Меж двух огней
Шрифт:
— Морфлинг? Да я скорее умру, чем забуду. И то вряд ли.
Усмешка тает, обнажая гримасу боли.
— Хотел бы, но не могу. Я как тот парень из твоей песни, что вечно ждет ответа.
В глазах Гейла стоят слезы. Я никогда не видела его плачущим. Приподнимаюсь на носки, обвиваю рукой мощную шею и прижимаюсь к нему так крепко, насколько хватает сил.
— Не смей. Ты обещал быть моей силой, помнишь?
— Я помню все, Китнисс, — шепчет он, — в отличие от тебя. Но это другое. Ты не поймешь.
Прижимаюсь губами к его губам, не давая ему закончить, а
— Почему?
— Я знал, что ты это сделаешь.
Невероятно, но его глаза смеются как ни в чем не бывало.
— Откуда? Я не знала…
— Мне больно. Тогда тогда ты меня замечаешь. Не переживай, Кискисс. Однажды это пройдет.
Я жду, что после этих слов он уйдет, но ошибаюсь. Вместо этого Гейл наклоняется, берет меня двумя пальцами за подбородок и тихо говорит:
— Тобой слишком легко манипулировать, Сойка. Не позволяй этого никому, кроме меня.
Моя кожа вспыхивает то ли от его слов, то ли от горячего дыхания. Вот теперь он уходит, обессиленно согнув плечи, засунув ладони в карманы и громко шаркая ботинками по полу. В этот момент мне кажется, что я никогда по-настоящему не знала того, кого считала лучшим другом.

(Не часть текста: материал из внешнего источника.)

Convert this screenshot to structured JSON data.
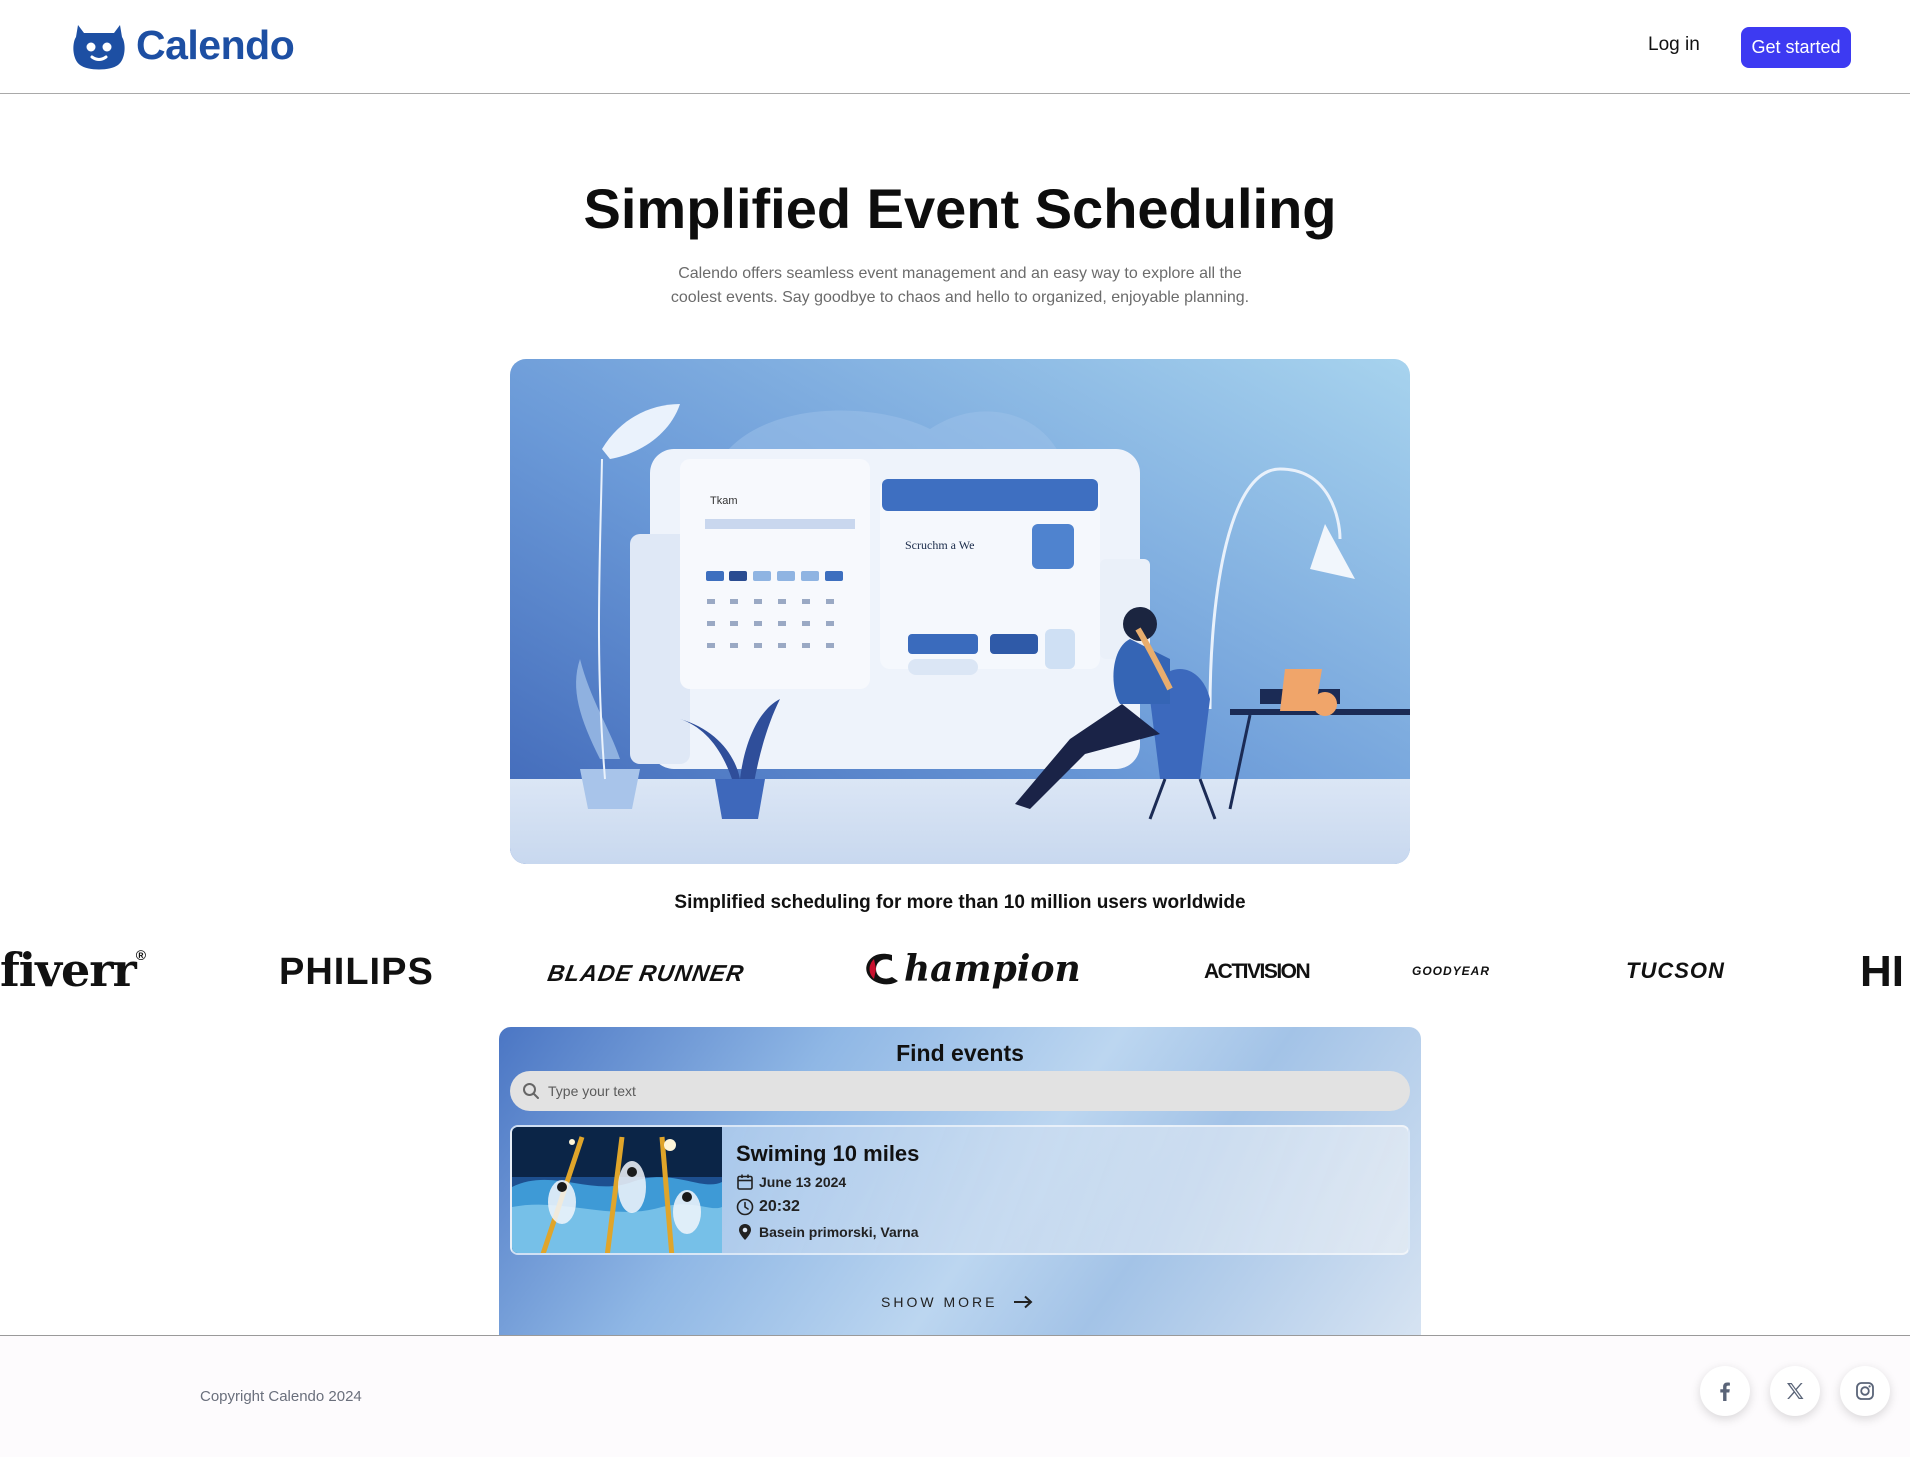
{
  "header": {
    "brand_name": "Calendo",
    "login_label": "Log in",
    "cta_label": "Get started",
    "brand_color": "#1d4fa3",
    "cta_color": "#3d3af2"
  },
  "hero": {
    "title": "Simplified Event Scheduling",
    "subtitle": "Calendo offers seamless event management and an easy way to explore all the coolest events. Say goodbye to chaos and hello to organized, enjoyable planning.",
    "illustration_labels": {
      "panel_left": "Tkam",
      "panel_right_title": "Scruchm a We"
    }
  },
  "users_line": "Simplified scheduling for more than 10 million users worldwide",
  "brands": [
    "fiverr",
    "PHILIPS",
    "BLADE RUNNER",
    "hampion",
    "ACTIVISION",
    "GOODYEAR",
    "TUCSON",
    "HI"
  ],
  "find_events": {
    "title": "Find events",
    "search_placeholder": "Type your text",
    "events": [
      {
        "title": "Swiming 10 miles",
        "date": "June 13 2024",
        "time": "20:32",
        "location": "Basein primorski, Varna"
      }
    ],
    "show_more_label": "SHOW MORE"
  },
  "footer": {
    "copyright": "Copyright Calendo 2024",
    "social_icons": [
      "facebook-icon",
      "x-icon",
      "instagram-icon"
    ]
  }
}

========== Глава 10. Благодарная ==========
Смущение. Железная птица медленно поднимается в воздух. Бросаю мимолетный взгляд в окно — небо так близко, что кажется, будто его можно достать рукой, нужно только разбить стекло. Мы с Гейлом сидим друг напротив друга. Когда я только вошла в планолет, неведомая сила подтолкнула меня в спину, заставляя пойти и сесть рядом с ним. На колебания ушло всего пару секунд, но этого хватило, чтобы свободное место заняла Крессида. Мне не осталось ничего, кроме как присоединиться к Кастору и Поллуксу, что сидели в противоположном ряду. Я пристально смотрю на старого друга, но он, усмехнувшись, отводит взгляд.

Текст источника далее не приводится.